Мы расстались. По пути в редакцию я пыталась осмыслить то, что услышала от Каваловой. Итак, она оказалась первой, кто всерьез обеспокоился той бессмысленной осадой, которой подвергся Адам Станиславович. Интуиция подсказала ей, что это не может быть простым хулиганством. К анализу эта простодушная женщина не имела ни способностей, ни склонности и, в силу этого, никаких подозрений не высказывала. Однако женская интуиция сработала и здесь — в словах Эдиты Станиславовны выплеснулось то, что бурлило в ее подсознании и вызывало неосознанную тревогу.

Оптимистка и миротворец от рождения, Кавалова даже в мыслях не держала, что ее могут окружать плохие люди. Все были замечательными — и скряга Адам, и педант муж, и приблатненный Пашков. У всех была куча достоинств и ни одной задней мысли. Но зачем бы Эдита Станиславовна стала так подробно рассказывать про инцидент в новогоднюю ночь, если бы он подспудно ее не тревожил. За этим рассказом как бы слышалась немая просьба присмотреться к Пашкову повнимательнее.

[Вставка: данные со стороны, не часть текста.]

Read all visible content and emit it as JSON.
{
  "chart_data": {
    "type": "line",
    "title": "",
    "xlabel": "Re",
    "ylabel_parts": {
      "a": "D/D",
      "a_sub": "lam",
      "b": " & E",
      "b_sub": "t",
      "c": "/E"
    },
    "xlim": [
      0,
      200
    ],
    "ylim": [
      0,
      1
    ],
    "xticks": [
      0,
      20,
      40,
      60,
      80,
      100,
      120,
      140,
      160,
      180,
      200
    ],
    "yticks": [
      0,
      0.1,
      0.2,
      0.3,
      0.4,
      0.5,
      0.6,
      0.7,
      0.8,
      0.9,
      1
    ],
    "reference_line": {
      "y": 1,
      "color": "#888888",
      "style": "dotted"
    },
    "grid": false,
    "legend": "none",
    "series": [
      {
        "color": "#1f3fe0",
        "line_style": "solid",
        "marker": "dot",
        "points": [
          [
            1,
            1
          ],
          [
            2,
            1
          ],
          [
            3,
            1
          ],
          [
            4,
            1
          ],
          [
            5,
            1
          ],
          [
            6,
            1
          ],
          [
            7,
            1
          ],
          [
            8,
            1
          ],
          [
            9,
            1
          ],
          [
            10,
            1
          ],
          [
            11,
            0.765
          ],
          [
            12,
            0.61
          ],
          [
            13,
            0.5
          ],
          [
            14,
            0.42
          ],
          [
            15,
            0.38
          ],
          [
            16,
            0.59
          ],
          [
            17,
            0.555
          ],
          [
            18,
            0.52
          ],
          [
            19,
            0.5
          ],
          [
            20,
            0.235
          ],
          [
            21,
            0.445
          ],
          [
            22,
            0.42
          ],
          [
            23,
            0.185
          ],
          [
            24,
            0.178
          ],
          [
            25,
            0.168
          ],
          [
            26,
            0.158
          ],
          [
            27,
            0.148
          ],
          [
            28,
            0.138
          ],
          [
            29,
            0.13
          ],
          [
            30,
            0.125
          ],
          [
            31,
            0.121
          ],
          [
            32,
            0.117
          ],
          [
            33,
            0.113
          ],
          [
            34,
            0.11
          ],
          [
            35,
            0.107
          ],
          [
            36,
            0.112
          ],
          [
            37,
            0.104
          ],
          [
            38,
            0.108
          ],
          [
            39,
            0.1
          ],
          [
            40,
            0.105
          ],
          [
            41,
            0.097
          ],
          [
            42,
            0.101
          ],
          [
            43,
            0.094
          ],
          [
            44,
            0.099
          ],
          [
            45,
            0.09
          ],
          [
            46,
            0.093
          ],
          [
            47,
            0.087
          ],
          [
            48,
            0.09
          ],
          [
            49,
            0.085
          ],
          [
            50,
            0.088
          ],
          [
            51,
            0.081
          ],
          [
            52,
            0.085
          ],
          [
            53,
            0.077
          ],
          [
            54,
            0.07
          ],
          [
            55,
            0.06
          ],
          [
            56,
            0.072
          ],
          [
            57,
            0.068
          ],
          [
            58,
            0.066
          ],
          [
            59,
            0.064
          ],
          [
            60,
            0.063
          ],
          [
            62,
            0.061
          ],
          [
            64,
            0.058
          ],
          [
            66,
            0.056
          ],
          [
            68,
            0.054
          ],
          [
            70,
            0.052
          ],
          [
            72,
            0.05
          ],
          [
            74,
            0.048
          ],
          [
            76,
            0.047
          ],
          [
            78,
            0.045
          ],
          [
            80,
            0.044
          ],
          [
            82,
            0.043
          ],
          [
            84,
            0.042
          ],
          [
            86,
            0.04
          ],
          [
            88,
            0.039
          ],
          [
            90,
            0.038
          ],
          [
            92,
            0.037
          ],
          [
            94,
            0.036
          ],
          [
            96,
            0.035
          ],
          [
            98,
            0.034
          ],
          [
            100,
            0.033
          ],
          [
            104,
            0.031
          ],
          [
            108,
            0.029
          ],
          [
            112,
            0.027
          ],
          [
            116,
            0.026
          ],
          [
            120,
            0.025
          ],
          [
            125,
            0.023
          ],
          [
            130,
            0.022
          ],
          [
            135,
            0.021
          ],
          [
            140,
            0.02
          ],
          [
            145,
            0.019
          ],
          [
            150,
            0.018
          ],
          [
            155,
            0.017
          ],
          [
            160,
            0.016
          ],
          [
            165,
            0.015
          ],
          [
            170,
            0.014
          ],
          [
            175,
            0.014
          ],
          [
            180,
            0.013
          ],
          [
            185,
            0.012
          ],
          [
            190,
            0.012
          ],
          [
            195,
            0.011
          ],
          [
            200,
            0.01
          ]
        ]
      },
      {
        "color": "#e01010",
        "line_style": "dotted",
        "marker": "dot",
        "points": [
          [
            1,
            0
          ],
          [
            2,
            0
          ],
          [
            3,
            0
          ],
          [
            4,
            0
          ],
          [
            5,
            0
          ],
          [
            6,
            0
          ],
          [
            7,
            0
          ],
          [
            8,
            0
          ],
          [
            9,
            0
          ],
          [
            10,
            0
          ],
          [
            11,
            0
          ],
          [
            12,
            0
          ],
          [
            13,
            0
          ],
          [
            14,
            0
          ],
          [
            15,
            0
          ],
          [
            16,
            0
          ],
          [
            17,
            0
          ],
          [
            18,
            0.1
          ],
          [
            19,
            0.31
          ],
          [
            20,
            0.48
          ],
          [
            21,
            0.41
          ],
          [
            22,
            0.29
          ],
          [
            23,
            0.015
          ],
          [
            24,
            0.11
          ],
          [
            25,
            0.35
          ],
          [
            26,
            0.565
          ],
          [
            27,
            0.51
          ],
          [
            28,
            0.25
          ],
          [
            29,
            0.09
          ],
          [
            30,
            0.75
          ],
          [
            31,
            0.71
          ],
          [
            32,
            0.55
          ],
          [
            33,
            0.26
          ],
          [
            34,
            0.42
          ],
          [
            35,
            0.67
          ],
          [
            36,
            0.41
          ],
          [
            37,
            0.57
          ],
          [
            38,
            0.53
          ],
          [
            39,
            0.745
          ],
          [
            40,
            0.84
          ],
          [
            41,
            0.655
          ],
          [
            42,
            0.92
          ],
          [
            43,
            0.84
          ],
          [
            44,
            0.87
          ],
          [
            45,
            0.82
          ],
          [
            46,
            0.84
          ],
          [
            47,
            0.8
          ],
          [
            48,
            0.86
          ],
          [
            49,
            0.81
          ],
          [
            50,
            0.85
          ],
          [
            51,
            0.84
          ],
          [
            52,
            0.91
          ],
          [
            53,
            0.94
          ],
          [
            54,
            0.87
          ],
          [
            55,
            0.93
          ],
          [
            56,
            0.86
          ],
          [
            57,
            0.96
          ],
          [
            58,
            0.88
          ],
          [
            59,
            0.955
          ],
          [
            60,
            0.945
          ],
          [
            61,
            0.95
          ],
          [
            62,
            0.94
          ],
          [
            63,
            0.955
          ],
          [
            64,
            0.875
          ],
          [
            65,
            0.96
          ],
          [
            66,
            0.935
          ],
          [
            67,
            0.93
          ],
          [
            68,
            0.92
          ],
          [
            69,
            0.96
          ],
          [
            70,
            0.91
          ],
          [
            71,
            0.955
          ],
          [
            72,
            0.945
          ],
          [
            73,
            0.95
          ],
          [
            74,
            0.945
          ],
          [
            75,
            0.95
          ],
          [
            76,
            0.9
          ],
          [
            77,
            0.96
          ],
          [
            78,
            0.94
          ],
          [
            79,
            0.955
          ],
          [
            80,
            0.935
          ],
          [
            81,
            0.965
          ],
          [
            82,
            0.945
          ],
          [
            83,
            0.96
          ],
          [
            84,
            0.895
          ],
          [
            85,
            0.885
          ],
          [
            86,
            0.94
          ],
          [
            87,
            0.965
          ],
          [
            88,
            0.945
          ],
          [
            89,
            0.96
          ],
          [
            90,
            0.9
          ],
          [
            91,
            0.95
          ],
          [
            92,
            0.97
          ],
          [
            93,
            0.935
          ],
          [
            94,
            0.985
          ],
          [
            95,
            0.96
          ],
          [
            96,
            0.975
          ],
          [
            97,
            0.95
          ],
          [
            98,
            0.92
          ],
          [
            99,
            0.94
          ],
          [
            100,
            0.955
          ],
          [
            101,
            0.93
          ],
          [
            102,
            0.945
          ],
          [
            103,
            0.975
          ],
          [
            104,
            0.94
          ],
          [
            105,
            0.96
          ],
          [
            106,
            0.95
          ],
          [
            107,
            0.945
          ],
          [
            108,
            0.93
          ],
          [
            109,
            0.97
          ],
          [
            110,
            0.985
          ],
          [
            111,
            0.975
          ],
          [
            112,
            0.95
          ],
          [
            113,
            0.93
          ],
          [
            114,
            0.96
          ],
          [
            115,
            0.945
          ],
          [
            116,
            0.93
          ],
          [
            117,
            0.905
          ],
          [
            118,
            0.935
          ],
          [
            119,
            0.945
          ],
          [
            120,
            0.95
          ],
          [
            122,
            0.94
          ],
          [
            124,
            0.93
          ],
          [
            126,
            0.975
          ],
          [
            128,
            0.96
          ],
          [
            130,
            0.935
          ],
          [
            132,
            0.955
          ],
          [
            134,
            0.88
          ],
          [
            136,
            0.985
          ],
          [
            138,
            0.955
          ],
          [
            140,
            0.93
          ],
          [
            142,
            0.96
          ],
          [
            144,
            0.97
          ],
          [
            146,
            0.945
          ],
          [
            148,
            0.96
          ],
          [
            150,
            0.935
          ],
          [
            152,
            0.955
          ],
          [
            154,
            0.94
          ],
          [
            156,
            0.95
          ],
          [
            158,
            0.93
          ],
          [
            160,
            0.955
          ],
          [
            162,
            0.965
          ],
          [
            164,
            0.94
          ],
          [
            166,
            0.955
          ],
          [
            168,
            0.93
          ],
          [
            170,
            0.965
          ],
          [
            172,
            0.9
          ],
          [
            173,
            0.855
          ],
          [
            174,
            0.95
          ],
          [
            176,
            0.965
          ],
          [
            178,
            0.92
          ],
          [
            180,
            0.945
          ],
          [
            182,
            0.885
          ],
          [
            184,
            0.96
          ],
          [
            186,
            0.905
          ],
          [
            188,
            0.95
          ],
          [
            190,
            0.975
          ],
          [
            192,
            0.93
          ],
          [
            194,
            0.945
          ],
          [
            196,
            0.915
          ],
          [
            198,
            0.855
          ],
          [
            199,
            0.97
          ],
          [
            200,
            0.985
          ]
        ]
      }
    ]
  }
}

Приехав в редакцию, я первым делом попыталась дозвониться до Черпакова. Мне повезло — он оказался на месте. Правда, тон его мне сразу не понравился — он был раздраженным и нетерпеливым. Тем не менее я поинтересовалась у него, как идет дело Горохова.

— А никак не идет! — с досадой ответил он. — Простите меня, Ольга Юрьевна, но у меня нет ни времени, ни желания обсуждать с вами эти вопросы. Я слишком занят!

— Понимаете, — настойчиво продолжала я. — Возможно, я могу вам чем-то помочь. Дело в том, что ваш Горохов…

— Наш Горохов, — устало сказал Черпаков, — совершил побег, — и повесил трубку.